Don't disappoint your bird dog. Go to the range.
Just because you believe that there is something out there larger than yourself does not mean you turn your brain off
Just the part that processes things like the Tooth Fairy and the Easter Bunny.
the last poll I saw ~80% of the adult population in the US believed in God (not necessarily Jesus but a creator) so why do you find it surprising that the candidates would pander to a group that large?
No, the real question is, why would someone who calls himself the Candidate For Change, and who is proclaimed by all of his media talking point specialists as a staggering intellect, a man of science and reason and "progressive" thinking (whatever the hell that's supposed to mean), not use the opportunity of having the public spotlight to actually see about making it less fashionable to proclaim belief in the supernatural? How many of those 80% do you suppose just say that because of peer pressure? I expect it's a huge share of them. Obama says he doesn't like the "old" ways of doing things... but at the same time he says he gets his entire ethical framework from a frequently mis-translated collection of 2000-year-old (and more recently edited, obviously) mythology that includes descriptions of an all-powerful, all-loving God that - oddly - still to this day likes to kill innocent children with lukemia and bolts of lighting.
Everyone has filters that they see the world through. Which set are you using?
Here's an intereting notion: how about seeing it as it actually is, rather than filtering it? You could even consider seeing your candidates that way.
Don't disappoint your bird dog. Go to the range.
Perhaps because even intelligent people don't necessarily agree about things, especially when talking about the existence or nature of supernatural, which is by definition impossible to verify either way with science. It is possible to be intelligent and a man of science and still believe in supernatural; "intelligent" doesn't mean "thinks like I do".

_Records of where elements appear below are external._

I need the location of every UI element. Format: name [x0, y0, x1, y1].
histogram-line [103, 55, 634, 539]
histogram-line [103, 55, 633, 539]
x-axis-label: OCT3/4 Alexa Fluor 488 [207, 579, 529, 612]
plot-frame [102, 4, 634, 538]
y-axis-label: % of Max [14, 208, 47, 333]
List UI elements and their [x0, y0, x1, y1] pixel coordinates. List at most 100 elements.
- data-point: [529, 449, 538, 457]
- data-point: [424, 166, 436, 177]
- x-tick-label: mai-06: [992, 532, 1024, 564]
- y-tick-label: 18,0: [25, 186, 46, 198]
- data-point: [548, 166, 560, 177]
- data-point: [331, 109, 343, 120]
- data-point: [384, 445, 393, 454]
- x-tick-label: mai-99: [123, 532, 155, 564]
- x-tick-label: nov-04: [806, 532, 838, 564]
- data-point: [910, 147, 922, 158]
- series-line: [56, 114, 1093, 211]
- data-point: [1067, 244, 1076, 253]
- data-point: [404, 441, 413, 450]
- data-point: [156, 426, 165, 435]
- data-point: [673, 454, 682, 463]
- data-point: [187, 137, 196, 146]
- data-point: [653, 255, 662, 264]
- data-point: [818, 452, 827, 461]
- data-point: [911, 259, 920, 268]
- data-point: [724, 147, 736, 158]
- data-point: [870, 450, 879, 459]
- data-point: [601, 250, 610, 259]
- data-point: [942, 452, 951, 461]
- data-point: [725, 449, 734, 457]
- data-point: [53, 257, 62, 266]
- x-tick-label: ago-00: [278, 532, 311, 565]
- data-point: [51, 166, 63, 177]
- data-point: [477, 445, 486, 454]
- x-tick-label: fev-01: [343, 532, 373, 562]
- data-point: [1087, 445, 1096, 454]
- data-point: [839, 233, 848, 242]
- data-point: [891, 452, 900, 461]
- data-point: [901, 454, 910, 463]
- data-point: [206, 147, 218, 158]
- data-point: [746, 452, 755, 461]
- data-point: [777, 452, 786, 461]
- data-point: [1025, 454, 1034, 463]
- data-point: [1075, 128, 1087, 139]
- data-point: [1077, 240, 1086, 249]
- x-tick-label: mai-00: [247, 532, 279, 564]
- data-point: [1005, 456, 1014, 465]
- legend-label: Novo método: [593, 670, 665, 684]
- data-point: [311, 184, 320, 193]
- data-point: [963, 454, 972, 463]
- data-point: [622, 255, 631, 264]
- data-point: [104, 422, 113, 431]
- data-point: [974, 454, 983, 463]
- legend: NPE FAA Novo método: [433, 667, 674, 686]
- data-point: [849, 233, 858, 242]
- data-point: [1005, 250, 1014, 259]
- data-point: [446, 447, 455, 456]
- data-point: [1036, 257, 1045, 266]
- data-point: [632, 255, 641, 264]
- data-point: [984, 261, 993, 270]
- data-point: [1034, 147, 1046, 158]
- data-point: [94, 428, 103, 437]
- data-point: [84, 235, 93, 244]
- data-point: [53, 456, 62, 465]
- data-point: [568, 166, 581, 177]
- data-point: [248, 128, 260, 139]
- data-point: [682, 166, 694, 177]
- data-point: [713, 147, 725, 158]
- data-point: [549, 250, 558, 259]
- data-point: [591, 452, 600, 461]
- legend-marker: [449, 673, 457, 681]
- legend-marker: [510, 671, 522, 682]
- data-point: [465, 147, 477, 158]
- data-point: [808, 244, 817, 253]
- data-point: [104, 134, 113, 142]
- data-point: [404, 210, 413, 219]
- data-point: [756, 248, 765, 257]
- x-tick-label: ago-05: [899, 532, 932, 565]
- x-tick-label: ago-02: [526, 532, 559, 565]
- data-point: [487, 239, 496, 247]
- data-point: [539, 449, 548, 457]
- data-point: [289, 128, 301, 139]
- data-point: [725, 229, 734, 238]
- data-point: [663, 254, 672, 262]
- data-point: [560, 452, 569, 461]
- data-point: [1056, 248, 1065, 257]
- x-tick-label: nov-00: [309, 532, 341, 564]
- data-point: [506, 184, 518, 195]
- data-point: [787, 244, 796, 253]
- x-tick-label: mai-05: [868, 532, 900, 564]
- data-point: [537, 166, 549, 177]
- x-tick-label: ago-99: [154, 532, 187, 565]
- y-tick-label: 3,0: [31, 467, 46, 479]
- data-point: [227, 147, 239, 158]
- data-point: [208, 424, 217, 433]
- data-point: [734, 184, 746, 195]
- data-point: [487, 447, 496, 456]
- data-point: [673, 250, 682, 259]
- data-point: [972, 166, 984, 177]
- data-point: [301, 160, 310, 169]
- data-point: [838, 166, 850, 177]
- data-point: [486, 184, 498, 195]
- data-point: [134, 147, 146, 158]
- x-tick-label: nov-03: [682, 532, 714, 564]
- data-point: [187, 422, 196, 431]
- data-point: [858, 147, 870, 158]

A more cynical part of me suggests that he's using that intellect to predict the reactions to such proclamation, and has decided it would likely cost him more support than it'd gain.
You know, "I think they lied" is not a very convincing way of rebutting statistical data you don't like. Some might even suggest you're not being very scientific, and not looking at reality as it is, but rather through a filter ;).
Sadly, that is impossible. At it's most fundamental known level the world is just a list of properties (spin, place, velocity, etc.) of various particles. Extracting any kind of useful data out of that requires interpreting them; for example, your ability to see is based on your brain interpreting the chemical changes in your retina as reflecting the energy of photons hitting it, while your ability to read this text is your brain interpreting certain patterns of black and white as equivalent to speech.
Basically, there is no objective reality beyond that fundamental level; everything besides the list of properties of basic particles is just you interpreting that list with a filter that gives you information you consider relevant. A photon in a particular state is in that state objectively, but a dead rabbit might be a curiosity, insignificant, or a meal, depending on who you ask; if it's been dead long enough, some might even argue that it isn't rabbit but dust.
This gets even worse with political candidates, because the very same candidate, who's message is understood and character and abilities judged in the exactly same way by two people, might be considered entirely differently by them, depending on the filter of what they consider desirable.
Forget magic. Any technology distinguishable from divine power is insufficiently advanced.